Subscribe
Accepted Solution

Errors after swapping disk paths

Recently we tracked down an issue where our MPHA for some of our shelves was not done per best practices (on a 3000 series, 0a & 0b, 0c & 0d share an ASIC and shouldn't be connected to the same stack).  After talking with support, we performed a takeover, and then on the down filer we swapped the cables for ports 0a and 0c.

When the filer came back up, we noticed these errors (which are still persisting). 

1. I see periodic messages saying "DBG: ses_incorporate_path(): Enclosure Logical Identifier Mismatch."  These are always in big clusters when they happen (12 messages or so).

2. If I run sysconfig -a now, I see the following at the end of some adapter lists:

    Shelf 1: ESH4  Firmware rev. ESH A: 14  ESH B: 14

shelf: XX:XX:XX:XX:XX:XX:XX:XX channel 2b not found!

                Shelf 2: ESH4  Firmware rev. ESH A: 14  ESH B: 14

shelf: XX:XX:XX:XX:XX:XX:XX:XX channel 2b not found!

                Shelf 3: ESH4  Firmware rev. ESH A: 14  ESH B: 14

shelf: XX:XX:XX:XX:XX:XX:XX:XX channel 2b not found!

                Shelf 4: ESH4  Firmware rev. ESH A: 14  ESH B: 14

shelf: XX:XX:XX:XX:XX:XX:XX:XX channel 2b not found!

                Shelf 5: ESH4  Firmware rev. ESH A: 14  ESH B: 14

shelf: XX:XX:XX:XX:XX:XX:XX:XX channel 2b not found!

                Shelf 6: ESH4  Firmware rev. ESH A: 14  ESH B: 14

shelf: XX:XX:XX:XX:XX:XX:XX:XX channel 2b not found!

How can we correct this issue?  As far as I can tell, the disk pathing shown is correct (MPHA issue is good) and the data is still available.

Re: Errors after swapping disk paths

I have seen this when the MPHA paths go up and down the same path.
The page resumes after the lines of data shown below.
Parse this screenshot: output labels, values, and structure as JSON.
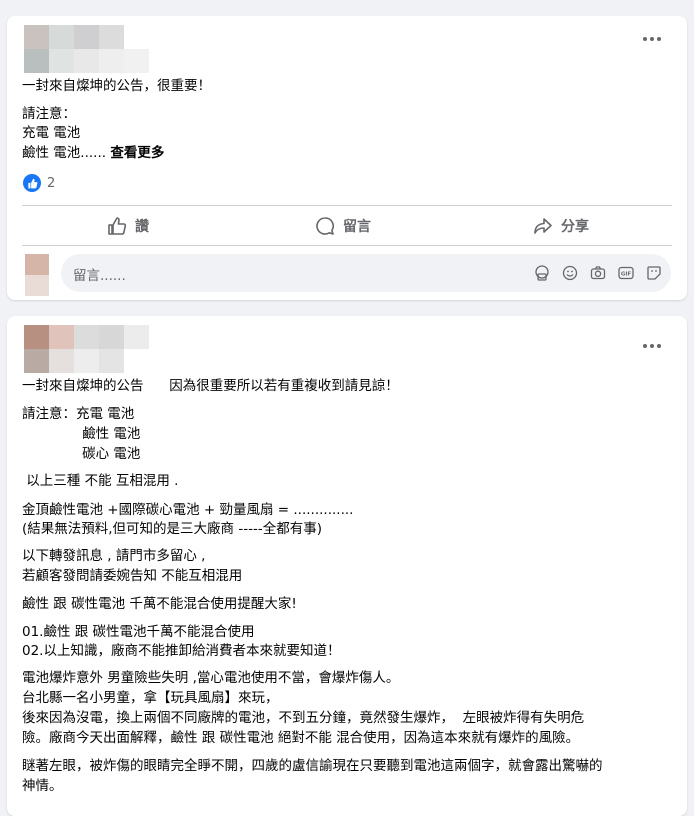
{
  "post1": {
    "title": "一封來自燦坤的公告，很重要！",
    "body_line1": "請注意：",
    "body_line2": "充電 電池",
    "body_line3_prefix": "鹼性 電池...... ",
    "see_more": "查看更多",
    "like_count": "2",
    "actions": {
      "like": "讚",
      "comment": "留言",
      "share": "分享"
    },
    "comment_placeholder": "留言......"
  },
  "post2": {
    "title": "一封來自燦坤的公告      因為很重要所以若有重複收到請見諒！",
    "lines": [
      "請注意：充電 電池",
      "              鹼性 電池",
      "              碳心 電池",
      " 以上三種 不能 互相混用 .",
      "金頂鹼性電池 +國際碳心電池 + 勁量風扇 = ..............",
      "(結果無法預料,但可知的是三大廠商 -----全都有事)",
      "以下轉發訊息 , 請門市多留心 ,",
      "若顧客發問請委婉告知 不能互相混用",
      "鹼性 跟 碳性電池 千萬不能混合使用提醒大家!",
      "01.鹼性 跟 碳性電池千萬不能混合使用",
      "02.以上知識，廠商不能推卸給消費者本來就要知道！",
      "電池爆炸意外 男童險些失明 ,當心電池使用不當，會爆炸傷人。",
      "台北縣一名小男童，拿【玩具風扇】來玩，",
      "後來因為沒電，換上兩個不同廠牌的電池，不到五分鐘，竟然發生爆炸，  左眼被炸得有失明危",
      "險。廠商今天出面解釋，鹼性 跟 碳性電池 絕對不能 混合使用，因為這本來就有爆炸的風險。",
      "瞇著左眼，被炸傷的眼睛完全睜不開，四歲的盧信諭現在只要聽到電池這兩個字，就會露出驚嚇的",
      "神情。"
    ]
  },
  "colors": {
    "brand_blue": "#1877f2",
    "secondary_text": "#65676b",
    "divider": "#ced0d4"
  }
}
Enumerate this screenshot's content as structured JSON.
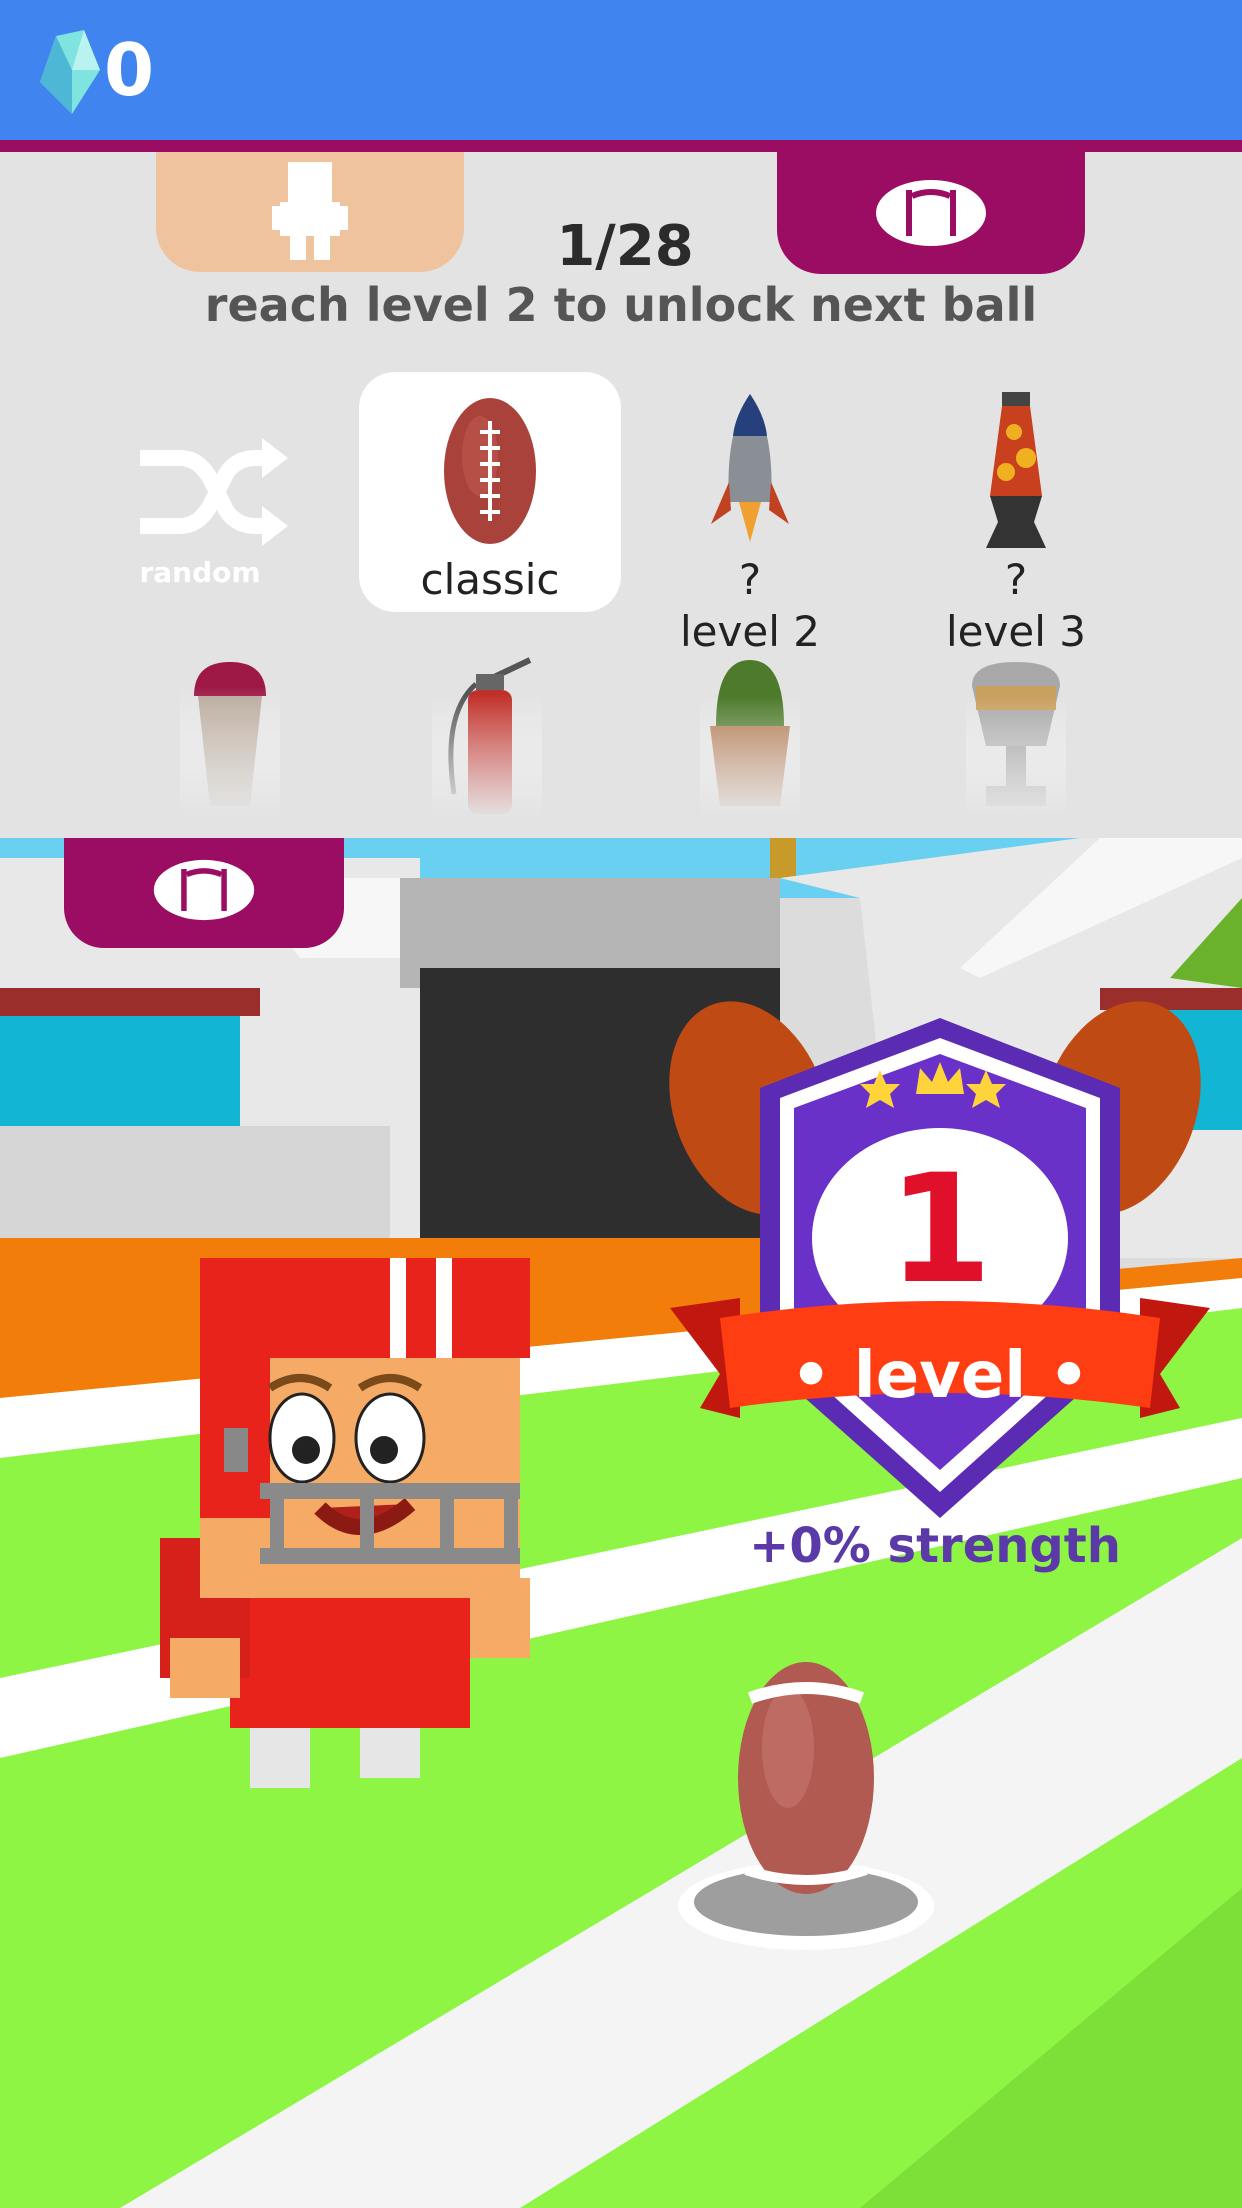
{
  "header": {
    "gem_count": "0",
    "gem_icon": "diamond-gem-icon"
  },
  "tabs": [
    {
      "name": "character",
      "icon": "character-icon"
    },
    {
      "name": "ball",
      "icon": "football-icon",
      "active": true
    }
  ],
  "progress": {
    "counter": "1/28",
    "message": "reach level 2 to unlock next ball"
  },
  "balls": [
    {
      "id": "random",
      "label": "random",
      "icon": "shuffle-icon"
    },
    {
      "id": "classic",
      "label": "classic",
      "selected": true
    },
    {
      "id": "rocket",
      "label": "?",
      "sub": "level 2"
    },
    {
      "id": "lava-lamp",
      "label": "?",
      "sub": "level 3"
    },
    {
      "id": "cupcake"
    },
    {
      "id": "extinguisher"
    },
    {
      "id": "cactus"
    },
    {
      "id": "trophy-cup"
    }
  ],
  "scene": {
    "ball_tab_icon": "football-icon"
  },
  "badge": {
    "level_number": "1",
    "level_word": "• level •",
    "strength": "+0% strength"
  },
  "colors": {
    "topbar": "#3f84ef",
    "accent": "#9b0d62",
    "badge_purple": "#5b2bb3",
    "ribbon": "#ff3d12"
  }
}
Even though MPHA if you check cable paths, are the 2 paths up and down the same top of bottom modules?

Re: Errors after swapping disk paths

Also supprt or your netapp NetApp or var se can run a config advisor (wiregauge) and check all pathing to confirm the issue.

Re: Errors after swapping disk paths

Thanks for the reply Scott.  I double checked and that isn't the case here.  We are Afiler_in->Bfiler_out or vice versa in all cases. 

Re: Errors after swapping disk paths

last time i checked recabeling a mpha system online wasnt supported. if you do so, you need to properly reboot (or takeover/giveback) BOTH systems to properly clean up the disk inventory on both machines.

usualy we offline maschines to recable them.

Re: Errors after swapping disk paths

Are any of the shelf to shelf cables crossed? Probably not but worth checking. If cabled ok it is likely a power cycle of the controller will fix it but support will help Likely maintenance mode boot to check each node taken over.

Sent from my iPhone 4S

Re: Errors after swapping disk paths

Changing the source path while the partner is down is supported. Not while a node is up but during takeover is on. If you change while online a a cp event occurs organ core dump since the label has the source port on it. But During a cf takeover the down node can be recabeled and should be checked in maintenance mode for paths. On giveback all supported since the change was offline on that node.

Sent from my iPhone 4S

Re: Errors after swapping disk paths

Darn autocorrect. Ha

Re: Errors after swapping disk paths

We resolved this, but were required to take the entire system down fully (both heads and all shelves) and bring them back up.  Support still claims that you can change pathing during takeover, but it didn't work for us. 

Re: Errors after swapping disk paths

I have seen some weird anomalies that have only been cleared by a power cycle.. one recently where one path of mpha brought down both paths when connected to a ds14 fc loop... so one node wouldn't come up.  A power cycle of both nodes cleared it.  All cabling was correct.  99% of the time all good but this is the 1% of frustration... seems a bit better with SAS technology now instead of FCAL on older shelves.